If you lock the back brake on the stock goped (it doesnt have one normally) you can make the stock motor mount flex... but the rest stays solid. The motor mount for the stock motor is just a sheetmetal U.
With this, its not going anywhere.


The chain jumped off because I was going over some rough spots... the bouncing combined with me not preloading my tensioner enough (or it slipping).
really though, the chain sucked anyway. the front sprockets always wore out, and the chain always needed lube... total pain in the butt.. especially since Goped ESR sprockets are not cheap, and I have to drill them out.
 
MrDude_1 said:
ElectricGod said:
The belt mod is coming along nicely. Do you have any concern for the one sided axle mount? All that motor torque is on the unsupported side. Did that have anything to do with the chain coming loose?
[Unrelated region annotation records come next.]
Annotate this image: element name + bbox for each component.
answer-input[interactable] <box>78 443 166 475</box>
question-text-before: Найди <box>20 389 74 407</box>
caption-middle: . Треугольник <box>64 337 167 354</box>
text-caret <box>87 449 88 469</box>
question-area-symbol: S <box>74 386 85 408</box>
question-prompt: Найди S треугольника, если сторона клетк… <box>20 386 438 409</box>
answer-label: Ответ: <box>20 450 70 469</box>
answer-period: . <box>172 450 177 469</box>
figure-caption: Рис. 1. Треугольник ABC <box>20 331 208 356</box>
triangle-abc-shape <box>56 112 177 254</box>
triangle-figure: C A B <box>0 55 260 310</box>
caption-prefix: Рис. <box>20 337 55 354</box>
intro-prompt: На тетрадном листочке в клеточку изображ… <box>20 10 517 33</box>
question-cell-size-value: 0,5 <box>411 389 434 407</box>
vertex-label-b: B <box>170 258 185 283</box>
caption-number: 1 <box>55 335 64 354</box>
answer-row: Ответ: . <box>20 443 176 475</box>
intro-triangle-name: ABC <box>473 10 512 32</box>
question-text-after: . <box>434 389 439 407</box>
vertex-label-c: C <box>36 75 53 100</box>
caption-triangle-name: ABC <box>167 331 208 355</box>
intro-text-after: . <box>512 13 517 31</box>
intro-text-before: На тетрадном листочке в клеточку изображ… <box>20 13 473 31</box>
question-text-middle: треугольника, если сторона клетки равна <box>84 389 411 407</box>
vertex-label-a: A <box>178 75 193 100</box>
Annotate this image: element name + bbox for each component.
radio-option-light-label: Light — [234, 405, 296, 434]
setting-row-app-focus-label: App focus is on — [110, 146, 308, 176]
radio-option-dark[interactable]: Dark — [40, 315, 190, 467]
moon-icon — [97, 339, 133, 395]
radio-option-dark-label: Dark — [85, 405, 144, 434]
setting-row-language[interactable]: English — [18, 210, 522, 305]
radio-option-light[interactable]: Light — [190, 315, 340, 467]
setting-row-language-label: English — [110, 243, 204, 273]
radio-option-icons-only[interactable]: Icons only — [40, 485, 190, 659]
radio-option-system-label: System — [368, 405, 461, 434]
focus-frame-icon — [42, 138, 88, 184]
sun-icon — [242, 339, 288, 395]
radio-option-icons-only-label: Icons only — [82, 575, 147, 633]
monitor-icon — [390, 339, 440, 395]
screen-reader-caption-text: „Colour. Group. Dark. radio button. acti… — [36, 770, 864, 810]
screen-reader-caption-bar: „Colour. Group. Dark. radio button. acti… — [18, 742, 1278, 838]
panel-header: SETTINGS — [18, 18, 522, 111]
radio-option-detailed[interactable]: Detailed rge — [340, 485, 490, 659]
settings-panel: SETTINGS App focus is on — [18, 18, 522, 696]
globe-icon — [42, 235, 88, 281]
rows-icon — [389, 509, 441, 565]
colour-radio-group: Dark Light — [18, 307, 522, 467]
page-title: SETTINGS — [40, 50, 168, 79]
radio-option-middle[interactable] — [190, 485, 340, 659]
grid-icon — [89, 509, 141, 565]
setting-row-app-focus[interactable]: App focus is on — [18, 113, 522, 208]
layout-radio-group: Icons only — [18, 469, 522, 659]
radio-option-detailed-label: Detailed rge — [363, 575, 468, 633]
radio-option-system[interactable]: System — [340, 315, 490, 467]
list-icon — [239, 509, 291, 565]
naa. its all thick steel, overbuilt to the point its ridiculous. Its exactly like goped does from the factory.
If you lock the back brake on the stock goped (it doesnt have one normally) you can make the stock motor mount flex... but the rest stays solid. The motor mount for the stock motor is just a sheetmetal U.
With this, its not going anywhere.


The chain jumped off because I was going over some rough spots... the bouncing combined with me not preloading my tensioner enough (or it slipping).
really though, the chain sucked anyway. the front sprockets always wore out, and the chain always needed lube... total pain in the butt.. especially since Goped ESR sprockets are not cheap, and I have to drill them out.


I'm currently using double D sprockets and t8f chain. Double D is essentially 10mm shaft with flats at 8mm. The end of the shaft is threaded to hold a nut that secures the sprocket. The sprockets are pretty cheap and come in 9, 10, 11, 12,13,15 teeth. The chain makes a good bit of noise on the smaller sprockets and gets a little quieter with the larger sprockets. The sprockets can be found in #25 and t8f. I'll have to come up with a better sprocket mounting method if I continue using these sprockets. I expect DD sprockets will start rounding over the flats on the shaft after a while with higher torque.
 
Hi
I’m new here
I hope someone can help.
I just fitted new brushes to my groped 750 esr. I also sanded down the copper commutator with 600 grit on a lathe to get all the pitting out, as the engine previously overheated and seized .
Now it won’t spin at all. It just clicks and heats up when I put the power on. Can anyone suggest any help?
Thanks
Ed
 
Any updates on your scooter after all these years? Anything you changed to make it better? I just got a hold of a really nice ESR with dead SLA batteries. Going to convert it to a 6374 Outrunner motor brushless and super flat pack lithium battery. Should be snappy!